Parallax is the method for the very shortest distances (nearby stars).
For intermediate distances (distant stars in our own galaxy, relatively nearby galaxies), most of the methods come down to finding some sort of "standard candle" - something that you know the intrinsic brightness of, so you can use its apparent brightness and the inverse square law to calculate its distance. Astronomers tend to use particular types of variable stars (stars with a well-defined cycle of brightness changes) for this purpose. For galaxies, you can sometimes use averaged properties of all the stars to estimate the distance.
For cosmological distances (very distant galaxies) the most common trick is to use redshift. Because of the universe's expansion, an object twice as far away is receding from us twice as fast, and so its light is Doppler-shifted twice as much. Ideally, you look for known features of the object's spectrum and see what wavelength they have ended up at. This is what people are talking about when they measure the distance to Hubble's latest find.

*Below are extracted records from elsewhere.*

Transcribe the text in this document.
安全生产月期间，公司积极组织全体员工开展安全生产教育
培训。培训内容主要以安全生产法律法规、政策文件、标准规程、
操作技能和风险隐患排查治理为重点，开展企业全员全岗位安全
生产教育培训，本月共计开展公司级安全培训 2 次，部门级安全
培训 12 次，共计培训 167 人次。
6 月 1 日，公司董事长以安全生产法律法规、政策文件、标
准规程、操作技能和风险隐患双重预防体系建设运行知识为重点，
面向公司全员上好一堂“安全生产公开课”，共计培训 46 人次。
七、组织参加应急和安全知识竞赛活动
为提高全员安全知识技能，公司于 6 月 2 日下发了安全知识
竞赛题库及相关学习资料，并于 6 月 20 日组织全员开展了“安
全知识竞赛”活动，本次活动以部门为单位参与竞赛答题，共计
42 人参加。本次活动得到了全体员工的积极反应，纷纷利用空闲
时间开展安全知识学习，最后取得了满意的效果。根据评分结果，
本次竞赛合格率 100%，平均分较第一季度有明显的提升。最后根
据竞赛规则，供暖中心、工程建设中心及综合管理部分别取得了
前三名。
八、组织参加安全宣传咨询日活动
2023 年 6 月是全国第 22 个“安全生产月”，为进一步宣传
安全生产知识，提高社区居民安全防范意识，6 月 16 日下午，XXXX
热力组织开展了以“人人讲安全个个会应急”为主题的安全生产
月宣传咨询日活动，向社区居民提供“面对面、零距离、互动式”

There is also a complementary method that uses standard candles at cosmological distances. In this case, you use Type Ia supernovae, a particular type of exploding star that looks pretty much the same every time. They're bright enough to be seen very far away, and again you can get the distance using the inverse square law (modified by general relativity). It's the difference between this method and the redshift method that provides the strongest evidence for dark energy - it shows us that the universe is expanding faster than we expect, and that this expansion is accelerating.